Essentially, for Span specifically, calling Slice then IndexOf is just as good (if not better) than calling the IndexOf overload which removes the need to Slice.
(I am limiting the discussion to fast span since the conclusion doesn’t generally change for slow span)
When comparing:
var temp = bytes.IndexOf(LookupVal, startIndex, count);
VS
var temp = bytes.Slice(startIndex, count).IndexOf(LookupVal);
We observe that the Slice overhead is smaller than calling IndexOf that has additional arguments passed to it along with the helper function changes below between the two calls. The only difference between the two function calls is a constant time change to two local variables outside the indexing loop.

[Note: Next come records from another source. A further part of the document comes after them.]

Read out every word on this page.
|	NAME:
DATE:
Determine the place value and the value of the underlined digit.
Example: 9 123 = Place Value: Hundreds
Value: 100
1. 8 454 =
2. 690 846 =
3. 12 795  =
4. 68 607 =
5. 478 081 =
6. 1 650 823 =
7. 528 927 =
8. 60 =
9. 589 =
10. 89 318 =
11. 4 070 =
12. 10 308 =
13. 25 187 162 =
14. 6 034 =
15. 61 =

Looking at the execution time breakdown of Slicing and then calling IndexOf, it is observed that the Slice operation overhead is a very small constant.
In essence, the Slice operation is a O(1) operation while IndexOf is an O(n) operation and dominates for large span lengths. The initial goal was to investigate if for some small n, removing the constant time Slice overhead by implementing an IndexOf overload with additional parameters improved performance. It turns out, the constant time overhead of supporting the new overload is greater than (or equal to) the Slice overhead.
Regarding the inconsistent results that would occur for benchmarks for large span lengths (where some compiler/JIT optimization was affecting the results): By making explicit use of the return value of IndexOf, the results become consistent
var temp = bytes.Slice(startIndex, count).IndexOf(LookupVal);
if (temp == -1)
{
Console.WriteLine(temp);
}
From the benchmark tests submitted within the PR in corefxlab:
For slow span, the slice operation is a bit more expensive (around 30%), but removing it in exchange of the IndexOf overload overhead still does not provide any meaningful performance gains.
It is important to note that Span is a small struct and hence copying a span during a Slice operation is not as expensive as some of the larger structs build above it. It would be useful to see what other data types have the Slice operator and measure the overhead of slicing for larger structs.
Fast Span:
public struct Span<T>{
private readonly ByReference<T> _pointer;
private readonly int _length;
Slow Span:
public struct Span<T>{
private readonly Pinnable<T> _pinnable;
private readonly IntPtr _byteOffset;
private readonly int _length;
Very nice analysis. Thanks!